Data centers: too many blank spots in the CEE
The IEA's data center map shows that Central and Eastern Europe remains underserved by data centers, despite favorable conditions. As the EU prepares €20B AI Gigafactories, Poland and the Baltics push to secure investment and strengthen the region’s digital sovereignty.”
Recently, the International Energy Agency’s Energy and AI Observatory published a report on data center availability in Europe, covering both existing and planned facilities.
The IEA’s interactive map highlights operating hubs with less than 500 MW capacity (in blue), operating hubs with more than 500 MW capacity (in green), and planned hubs with more than 500 MW capacity.
It’s known that data centers, especially specialized types of data centers, optimized for AI and HPC, are best suited to colder climates with abundant water resources. Yet, currently, most hubs remain concentrated in Western and Southern Europe, while Central and Eastern Europe - aside from smaller hubs already operating (colored in blue) and a larger hub planned in Poland - remains largely underserved.
AI-optimized data centers in the CEE are crucial for the EU’s Eastern flank, not only because they drive economic growth and create a modest number yet high-value jobs, add to the development of local AI ecosystems, but also reduce latency and improve performance for finance, cloud services, AI, and streaming.
Finally, the optical benefits should not be overlooked: investments in CEE data centers and AI capacity send positive signals to foreign investors, especially important for countries whose proximity to Russia has hindered investment flows over the past three years. This is crucially important because private investment in data centers in the CEE remains modest, despite local governments’ willingness to welcome related FDI and the relatively flexible conditions, both climatic and administrative.
What's next: AI Gigafactories
The European Commission’s decisions regarding the upcoming AI Gigafactories (with 4–5 planned) will be of crucial importance, signaling the European Union’s trust in and willingness to invest in the eastern flank of the EU.
AI Gigafactories will be state-of-the-art, large-scale AI compute and data storage hubs, purpose-built to develop, train, and deploy next-generation AI models and applications at hyperscale, e.g. models with hundreds of trillions of parameters. By integrating vast computing power, energy-efficient data centres, and AI-driven automation, these facilities will set new benchmarks for AI model training, inference, and deployment.

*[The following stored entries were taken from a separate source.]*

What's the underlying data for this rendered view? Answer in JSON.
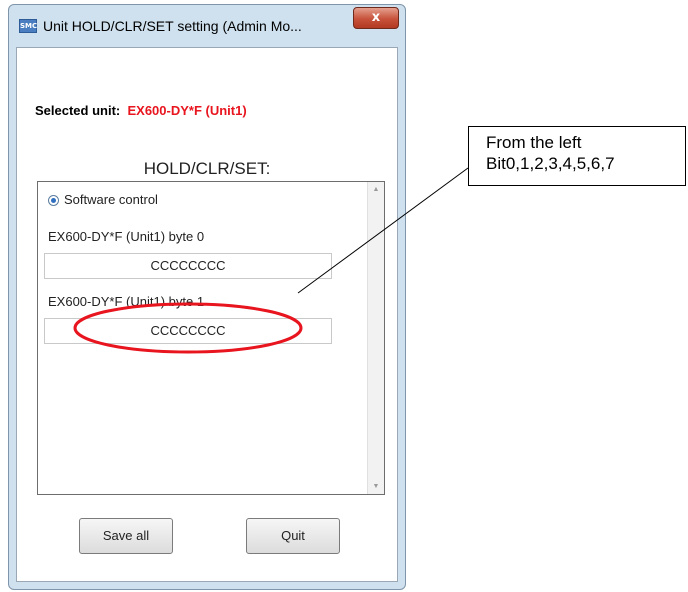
{
  "window": {
    "title": "Unit HOLD/CLR/SET setting (Admin Mo...",
    "icon": "SMC",
    "close_glyph": "x"
  },
  "selected_unit": {
    "label": "Selected unit:",
    "value": "EX600-DY*F (Unit1)",
    "value_color": "#e8141e"
  },
  "section_title": "HOLD/CLR/SET:",
  "panel": {
    "radio_label": "Software control",
    "bytes": [
      {
        "label": "EX600-DY*F (Unit1)  byte 0",
        "value": "CCCCCCCC"
      },
      {
        "label": "EX600-DY*F (Unit1)  byte 1",
        "value": "CCCCCCCC"
      }
    ]
  },
  "buttons": {
    "save_all": "Save all",
    "quit": "Quit"
  },
  "annotation": {
    "line1": "From the left",
    "line2": "Bit0,1,2,3,4,5,6,7",
    "ellipse_color": "#e8141e"
  }
}
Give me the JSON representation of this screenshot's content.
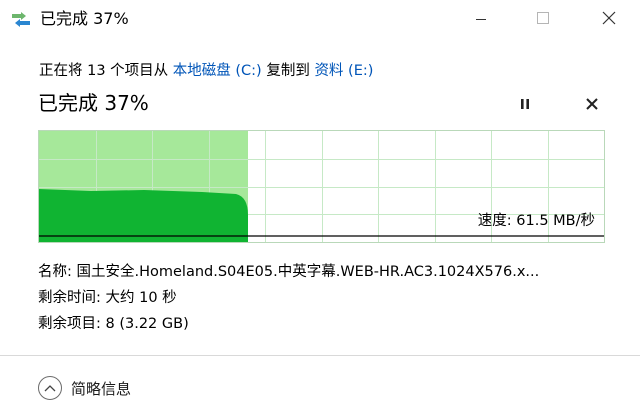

The European Commission announced in June that it had received 76 expressions of interest from 16 EU Member States to build AI Gigafactories, for which it plans to allocate €20 billion. Interestingly, the Commission has chosen not to disclose the identities of the applicants, citing “confidential business information provided in their expressions of interest”.
However, it is known that in June, Poland and the Baltic states have applied jointly for an AI Gigafactory (See the announcement of Polish Digital Secretary of State Dariusz Standerski below), signalling both Polish ambition and Baltic cautiousness about the Finnish Lumi's capacity and its accessibility to the Baltics via “antennas”.
Poland and the Baltics do not appear to be backing away from the idea and have recently begun gathering partners interested in investing in the project or helping to build a broader AI and technology ecosystem around the initiative.